Technology and the Future of Cities


 With Hyperloops, autonomous or even semi-autonomous cars in 120mph+ pelotons on existing freeways and Musk 120mph skates in tunnels, whole metro areas are sprawlsville.  The American life style will not be changed to urban living.  Ford, General Motors, and all the rest will still be around in 2100 promoting sprawl. 

 The SUV is the most important surviving public status symbol, and Americans at least are not going to give that up.  They will drive less especially locally but driving to the country club or a neighbor's home will still be an important status indicator.  Cities will evolve out of the suburbs with high density urban nodes around regional amenities with complete urban services, restaurants, service establishments and high density housing at all price points for those who choose to live and possibly work in an urban node.   But the majority of the population will still be economically and ethnically segregated in single family homes and low density apartments in the suburbs. The current pattern for office commercial segregated in suburban campuses will continue for the foreseeable future.

 Freeways will evolve to narrower lanes restricted to autonomous vehicles, with high speed lanes running in pelotons for efficiency and throughput.  Current freeways of three lanes or more with a breakdown lane in the center can in the near future convert to two or more high speed lanes, one transition lane and leave one wide lane with a breakdown lane for non- autonomous cars at existing speed limits and entrance and exit. Transition lanes would have restricted access and egress.  All that would be required to facilitate this transition would be to improve the roadbed in the high speed and transition lanes.  Autonomous cars exist today capable of 120-150 mph and transit vehicles soon will be once the need for them exists.    

 Autonomous cars can park in high density parking lots on floors limited to small SUVs by floor spacing, served by elevators.  Garages for autonomous vehicles only may be constructed over a major intersection with an existing freeway which is already served by transit and close to developed commercial centers.  The garage may be built over the freeway.  The passenger access floor will have bus clearance for larger vehicles also at high density enabled by autonomous control.  Pedestrian and bicycle access is over the existing sidewalk space on the cross street and transit access over a lane of the cross street.  Cars will enter from freeway access ramps to car lanes inside the garage next to the pedestrian/bikeway. Once passengers exit the car for local transportation and tell the car computer their expected departure time the car will park itself.   Driverless autonomous cabs would be available at the freeway nodes for those needing them. 

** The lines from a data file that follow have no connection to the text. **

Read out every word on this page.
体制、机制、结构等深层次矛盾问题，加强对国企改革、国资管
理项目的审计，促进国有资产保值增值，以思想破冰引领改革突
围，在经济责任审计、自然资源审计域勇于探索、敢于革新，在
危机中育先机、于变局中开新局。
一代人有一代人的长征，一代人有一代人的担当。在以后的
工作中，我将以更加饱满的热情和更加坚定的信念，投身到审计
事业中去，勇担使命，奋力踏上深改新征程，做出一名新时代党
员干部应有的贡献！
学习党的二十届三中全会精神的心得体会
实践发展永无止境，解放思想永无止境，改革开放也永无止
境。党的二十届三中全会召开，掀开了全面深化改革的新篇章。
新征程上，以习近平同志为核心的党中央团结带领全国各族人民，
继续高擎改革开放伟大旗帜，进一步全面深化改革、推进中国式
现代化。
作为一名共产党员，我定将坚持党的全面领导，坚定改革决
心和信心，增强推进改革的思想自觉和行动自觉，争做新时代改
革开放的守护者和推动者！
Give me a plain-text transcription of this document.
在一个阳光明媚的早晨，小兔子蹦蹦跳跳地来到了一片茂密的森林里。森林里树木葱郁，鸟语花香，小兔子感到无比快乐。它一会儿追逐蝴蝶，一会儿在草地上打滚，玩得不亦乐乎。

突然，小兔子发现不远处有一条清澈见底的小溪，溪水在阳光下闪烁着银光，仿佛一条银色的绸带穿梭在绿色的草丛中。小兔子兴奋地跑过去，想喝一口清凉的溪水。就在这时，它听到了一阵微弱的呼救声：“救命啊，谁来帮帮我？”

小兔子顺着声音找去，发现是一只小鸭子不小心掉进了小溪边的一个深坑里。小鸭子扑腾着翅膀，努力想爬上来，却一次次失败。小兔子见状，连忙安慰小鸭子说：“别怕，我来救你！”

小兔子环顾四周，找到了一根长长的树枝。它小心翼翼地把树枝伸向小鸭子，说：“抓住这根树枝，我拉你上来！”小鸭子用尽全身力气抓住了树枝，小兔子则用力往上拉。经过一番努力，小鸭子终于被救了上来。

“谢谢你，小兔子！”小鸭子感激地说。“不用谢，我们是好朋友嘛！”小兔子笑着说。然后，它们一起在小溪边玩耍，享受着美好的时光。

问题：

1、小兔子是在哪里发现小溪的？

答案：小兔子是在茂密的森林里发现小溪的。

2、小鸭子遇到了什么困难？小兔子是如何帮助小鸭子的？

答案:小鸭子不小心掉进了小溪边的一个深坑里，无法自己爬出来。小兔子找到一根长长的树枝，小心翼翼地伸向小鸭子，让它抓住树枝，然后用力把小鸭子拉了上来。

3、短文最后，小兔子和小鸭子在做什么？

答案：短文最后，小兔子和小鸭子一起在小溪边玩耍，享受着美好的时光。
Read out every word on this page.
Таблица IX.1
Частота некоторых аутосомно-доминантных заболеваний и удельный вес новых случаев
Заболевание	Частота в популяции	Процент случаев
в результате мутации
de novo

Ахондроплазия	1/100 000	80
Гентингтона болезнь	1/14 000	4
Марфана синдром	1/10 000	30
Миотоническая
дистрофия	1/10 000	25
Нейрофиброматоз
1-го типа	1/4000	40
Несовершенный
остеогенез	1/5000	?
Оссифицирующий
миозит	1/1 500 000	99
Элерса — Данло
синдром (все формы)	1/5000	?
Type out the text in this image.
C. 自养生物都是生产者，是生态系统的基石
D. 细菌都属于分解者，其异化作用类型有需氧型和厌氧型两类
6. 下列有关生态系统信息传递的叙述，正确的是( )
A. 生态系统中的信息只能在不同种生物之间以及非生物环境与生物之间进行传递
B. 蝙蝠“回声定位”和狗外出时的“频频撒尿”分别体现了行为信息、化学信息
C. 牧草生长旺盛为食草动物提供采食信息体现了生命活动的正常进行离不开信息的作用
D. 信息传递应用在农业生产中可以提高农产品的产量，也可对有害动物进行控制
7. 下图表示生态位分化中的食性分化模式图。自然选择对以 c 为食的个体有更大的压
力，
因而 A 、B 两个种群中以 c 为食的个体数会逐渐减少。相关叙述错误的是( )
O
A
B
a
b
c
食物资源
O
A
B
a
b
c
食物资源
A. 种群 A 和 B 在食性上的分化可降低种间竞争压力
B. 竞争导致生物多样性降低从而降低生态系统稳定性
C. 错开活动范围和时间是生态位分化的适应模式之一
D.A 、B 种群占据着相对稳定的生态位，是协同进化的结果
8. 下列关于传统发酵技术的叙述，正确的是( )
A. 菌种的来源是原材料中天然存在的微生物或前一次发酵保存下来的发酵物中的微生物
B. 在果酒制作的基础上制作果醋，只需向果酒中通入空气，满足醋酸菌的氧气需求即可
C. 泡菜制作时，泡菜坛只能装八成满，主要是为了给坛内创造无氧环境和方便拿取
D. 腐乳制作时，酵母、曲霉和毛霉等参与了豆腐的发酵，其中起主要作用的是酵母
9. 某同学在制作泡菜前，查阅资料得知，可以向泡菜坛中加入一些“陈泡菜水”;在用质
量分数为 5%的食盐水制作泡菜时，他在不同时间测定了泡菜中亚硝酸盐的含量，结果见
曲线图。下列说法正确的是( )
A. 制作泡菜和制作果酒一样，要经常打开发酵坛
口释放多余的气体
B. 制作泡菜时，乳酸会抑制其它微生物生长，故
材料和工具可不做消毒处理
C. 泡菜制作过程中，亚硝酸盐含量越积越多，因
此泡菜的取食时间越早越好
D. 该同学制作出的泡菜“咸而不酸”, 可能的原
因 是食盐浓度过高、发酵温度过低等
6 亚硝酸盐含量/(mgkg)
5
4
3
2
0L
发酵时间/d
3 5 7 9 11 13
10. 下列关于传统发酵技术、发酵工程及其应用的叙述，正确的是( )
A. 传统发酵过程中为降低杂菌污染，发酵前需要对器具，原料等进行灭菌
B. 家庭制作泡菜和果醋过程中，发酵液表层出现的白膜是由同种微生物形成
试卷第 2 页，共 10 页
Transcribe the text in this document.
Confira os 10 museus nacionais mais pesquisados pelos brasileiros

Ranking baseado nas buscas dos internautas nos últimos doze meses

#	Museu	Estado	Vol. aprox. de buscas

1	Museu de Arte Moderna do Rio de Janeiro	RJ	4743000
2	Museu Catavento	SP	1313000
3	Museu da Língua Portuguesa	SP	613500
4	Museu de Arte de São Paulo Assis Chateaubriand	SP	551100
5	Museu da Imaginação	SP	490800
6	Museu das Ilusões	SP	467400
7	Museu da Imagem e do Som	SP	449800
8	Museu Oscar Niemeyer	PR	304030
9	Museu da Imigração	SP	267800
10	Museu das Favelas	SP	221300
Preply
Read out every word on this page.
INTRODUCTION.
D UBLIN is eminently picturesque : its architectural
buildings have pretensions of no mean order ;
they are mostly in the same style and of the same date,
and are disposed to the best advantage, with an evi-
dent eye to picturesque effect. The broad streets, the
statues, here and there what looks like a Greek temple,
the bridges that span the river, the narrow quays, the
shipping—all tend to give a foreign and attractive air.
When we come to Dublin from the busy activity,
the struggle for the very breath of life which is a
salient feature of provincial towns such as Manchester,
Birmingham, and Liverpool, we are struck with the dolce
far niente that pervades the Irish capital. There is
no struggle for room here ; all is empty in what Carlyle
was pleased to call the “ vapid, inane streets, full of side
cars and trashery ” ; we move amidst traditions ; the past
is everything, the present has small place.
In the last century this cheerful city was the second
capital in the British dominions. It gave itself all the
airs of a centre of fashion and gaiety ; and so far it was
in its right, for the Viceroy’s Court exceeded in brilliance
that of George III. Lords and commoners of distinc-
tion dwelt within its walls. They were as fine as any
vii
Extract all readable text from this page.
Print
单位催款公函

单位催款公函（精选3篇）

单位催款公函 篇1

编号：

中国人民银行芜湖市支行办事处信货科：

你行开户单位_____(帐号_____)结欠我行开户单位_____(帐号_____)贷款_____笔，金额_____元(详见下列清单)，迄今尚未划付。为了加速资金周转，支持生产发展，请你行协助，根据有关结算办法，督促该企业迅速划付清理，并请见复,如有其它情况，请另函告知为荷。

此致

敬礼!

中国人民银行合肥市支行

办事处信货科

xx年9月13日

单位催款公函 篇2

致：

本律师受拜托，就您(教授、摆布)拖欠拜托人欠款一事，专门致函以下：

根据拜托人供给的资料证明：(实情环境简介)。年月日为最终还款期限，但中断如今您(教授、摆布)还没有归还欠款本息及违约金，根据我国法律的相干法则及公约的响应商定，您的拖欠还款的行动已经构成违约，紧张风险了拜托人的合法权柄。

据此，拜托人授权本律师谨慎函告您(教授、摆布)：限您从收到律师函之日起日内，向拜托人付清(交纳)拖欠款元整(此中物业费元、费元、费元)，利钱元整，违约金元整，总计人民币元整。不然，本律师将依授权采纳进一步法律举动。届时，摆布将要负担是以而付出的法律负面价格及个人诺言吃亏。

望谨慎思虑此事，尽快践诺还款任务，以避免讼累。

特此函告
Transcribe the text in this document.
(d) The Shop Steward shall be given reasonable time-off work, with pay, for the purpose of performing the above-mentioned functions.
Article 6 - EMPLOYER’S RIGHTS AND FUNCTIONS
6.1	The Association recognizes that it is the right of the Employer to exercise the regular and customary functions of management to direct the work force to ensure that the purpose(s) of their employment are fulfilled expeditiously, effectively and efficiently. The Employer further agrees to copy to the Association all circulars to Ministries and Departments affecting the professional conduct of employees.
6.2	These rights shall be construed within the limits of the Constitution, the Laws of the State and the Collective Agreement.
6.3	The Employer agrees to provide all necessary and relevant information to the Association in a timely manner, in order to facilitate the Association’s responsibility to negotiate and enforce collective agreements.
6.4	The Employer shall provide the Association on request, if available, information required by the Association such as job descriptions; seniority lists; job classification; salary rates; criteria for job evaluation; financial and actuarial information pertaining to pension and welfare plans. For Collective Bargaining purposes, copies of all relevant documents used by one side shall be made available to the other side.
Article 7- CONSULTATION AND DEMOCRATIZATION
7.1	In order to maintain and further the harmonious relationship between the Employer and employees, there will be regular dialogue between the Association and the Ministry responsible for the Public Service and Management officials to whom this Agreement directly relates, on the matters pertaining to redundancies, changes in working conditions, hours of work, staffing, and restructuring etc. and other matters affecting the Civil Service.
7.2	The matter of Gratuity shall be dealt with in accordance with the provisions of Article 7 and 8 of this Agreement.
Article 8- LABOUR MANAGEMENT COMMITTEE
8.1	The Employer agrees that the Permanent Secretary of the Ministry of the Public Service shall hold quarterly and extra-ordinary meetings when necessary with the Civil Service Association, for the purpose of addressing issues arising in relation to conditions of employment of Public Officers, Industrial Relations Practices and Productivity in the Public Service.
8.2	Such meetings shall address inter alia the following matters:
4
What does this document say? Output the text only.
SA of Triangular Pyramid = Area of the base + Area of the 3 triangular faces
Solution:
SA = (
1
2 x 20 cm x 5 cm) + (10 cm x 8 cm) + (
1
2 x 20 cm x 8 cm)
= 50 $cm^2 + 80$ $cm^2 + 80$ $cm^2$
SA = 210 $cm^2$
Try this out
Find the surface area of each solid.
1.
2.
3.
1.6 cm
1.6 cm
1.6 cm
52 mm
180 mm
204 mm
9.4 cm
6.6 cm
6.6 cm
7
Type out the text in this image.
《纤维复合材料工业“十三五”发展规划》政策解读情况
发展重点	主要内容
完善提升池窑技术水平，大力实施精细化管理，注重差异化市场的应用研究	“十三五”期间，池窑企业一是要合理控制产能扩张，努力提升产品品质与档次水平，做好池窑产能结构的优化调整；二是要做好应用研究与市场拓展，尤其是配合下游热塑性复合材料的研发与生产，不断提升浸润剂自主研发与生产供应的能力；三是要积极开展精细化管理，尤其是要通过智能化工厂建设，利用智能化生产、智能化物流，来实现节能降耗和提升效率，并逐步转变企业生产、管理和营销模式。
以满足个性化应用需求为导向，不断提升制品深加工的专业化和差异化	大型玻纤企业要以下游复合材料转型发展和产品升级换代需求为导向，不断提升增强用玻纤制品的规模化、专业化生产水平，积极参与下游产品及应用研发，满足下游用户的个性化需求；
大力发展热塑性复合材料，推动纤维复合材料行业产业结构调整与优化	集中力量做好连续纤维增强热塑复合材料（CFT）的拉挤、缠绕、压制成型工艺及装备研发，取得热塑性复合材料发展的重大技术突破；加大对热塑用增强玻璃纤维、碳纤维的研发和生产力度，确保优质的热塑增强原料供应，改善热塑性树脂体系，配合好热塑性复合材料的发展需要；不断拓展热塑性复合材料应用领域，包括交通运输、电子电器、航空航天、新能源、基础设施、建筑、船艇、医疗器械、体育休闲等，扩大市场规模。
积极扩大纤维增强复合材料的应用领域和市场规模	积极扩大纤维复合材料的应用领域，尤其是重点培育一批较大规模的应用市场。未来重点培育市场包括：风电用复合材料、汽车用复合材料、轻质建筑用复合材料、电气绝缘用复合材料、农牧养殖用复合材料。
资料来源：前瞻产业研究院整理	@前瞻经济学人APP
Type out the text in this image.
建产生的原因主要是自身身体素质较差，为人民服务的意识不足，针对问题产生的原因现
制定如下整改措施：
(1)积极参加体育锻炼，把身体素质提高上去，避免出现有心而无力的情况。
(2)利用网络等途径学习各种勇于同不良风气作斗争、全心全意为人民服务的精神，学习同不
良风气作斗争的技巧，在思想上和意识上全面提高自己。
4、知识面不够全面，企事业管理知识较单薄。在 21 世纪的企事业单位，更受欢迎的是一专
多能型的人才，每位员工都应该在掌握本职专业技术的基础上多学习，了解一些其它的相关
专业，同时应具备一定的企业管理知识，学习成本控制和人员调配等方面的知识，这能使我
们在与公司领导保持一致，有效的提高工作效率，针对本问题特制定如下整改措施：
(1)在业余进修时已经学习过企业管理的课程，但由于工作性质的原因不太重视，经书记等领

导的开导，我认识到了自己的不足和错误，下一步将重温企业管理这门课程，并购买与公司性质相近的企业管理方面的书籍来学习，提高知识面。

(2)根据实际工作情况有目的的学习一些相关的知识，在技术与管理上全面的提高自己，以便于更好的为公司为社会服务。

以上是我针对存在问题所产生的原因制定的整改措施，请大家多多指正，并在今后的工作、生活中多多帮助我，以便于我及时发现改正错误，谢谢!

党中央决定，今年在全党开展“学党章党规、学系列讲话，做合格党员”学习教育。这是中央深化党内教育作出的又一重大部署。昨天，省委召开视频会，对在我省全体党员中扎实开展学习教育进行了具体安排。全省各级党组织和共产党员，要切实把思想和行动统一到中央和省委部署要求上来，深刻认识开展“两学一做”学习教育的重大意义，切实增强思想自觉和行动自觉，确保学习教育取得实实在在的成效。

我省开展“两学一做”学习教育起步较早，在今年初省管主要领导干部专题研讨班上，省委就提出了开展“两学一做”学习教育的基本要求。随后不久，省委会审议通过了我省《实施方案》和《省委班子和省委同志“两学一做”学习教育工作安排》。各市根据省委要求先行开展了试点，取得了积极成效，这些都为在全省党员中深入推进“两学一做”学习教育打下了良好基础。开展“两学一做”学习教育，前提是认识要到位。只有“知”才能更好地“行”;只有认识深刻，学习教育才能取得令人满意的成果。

Infrequent transit nodes using grade separated bike, pedestrian, local transit and transit access car traffic as entry to the transit garage. This would create a local traffic and transit interface with high speed autonomous transit which would use existing on-ramps to access the high speed lanes.  These transit nodes would evolve rapidly to high density urban centers.  Cities and suburbs should plan for and encourage these high density urban transit villages. 

 The Upper middle class will commute from their tract mansions to suburban commercial campuses or to a
high speed freeway, tunnel skate, or hyperloop node to the city using driverless cabs for the last few mile access as necessary.  

  Service workers and others with minimum wage employment will commute from now remote suburbs, car or vanpooling as needed where high speed transit is unavailable.  

 
Depending on what happens with UBI and "Medicare for All" the workers displaced by robotics and the existing poor will move to now dead rural communities.  Assuming UBI and Medicare, the revived rural communities will become vibrant villages of local commerce and art most of which will generate excess funds for local amenities.   



 Suburbs will always be suburbs.  With Hyperloops and 150 mph autonomous cars running in pelotons on dedicated freeway lanes one can live in the burbs and work in cities.  The Pittsburgh-Columbus-Chicago Hyperloop demonstration proposal provides a 40 minute commute from Columbus to either Chicago or Pittsburgh.  At 150 MPH Grass Valley-Nevada City is less than an hour from SF.

 In the outer suburbs the autonomous car will drop you at the garage over the freeway at the regional urban center, probably still low rise and driverless cabs will shuttle you to your local retail, entertainment center, and community place.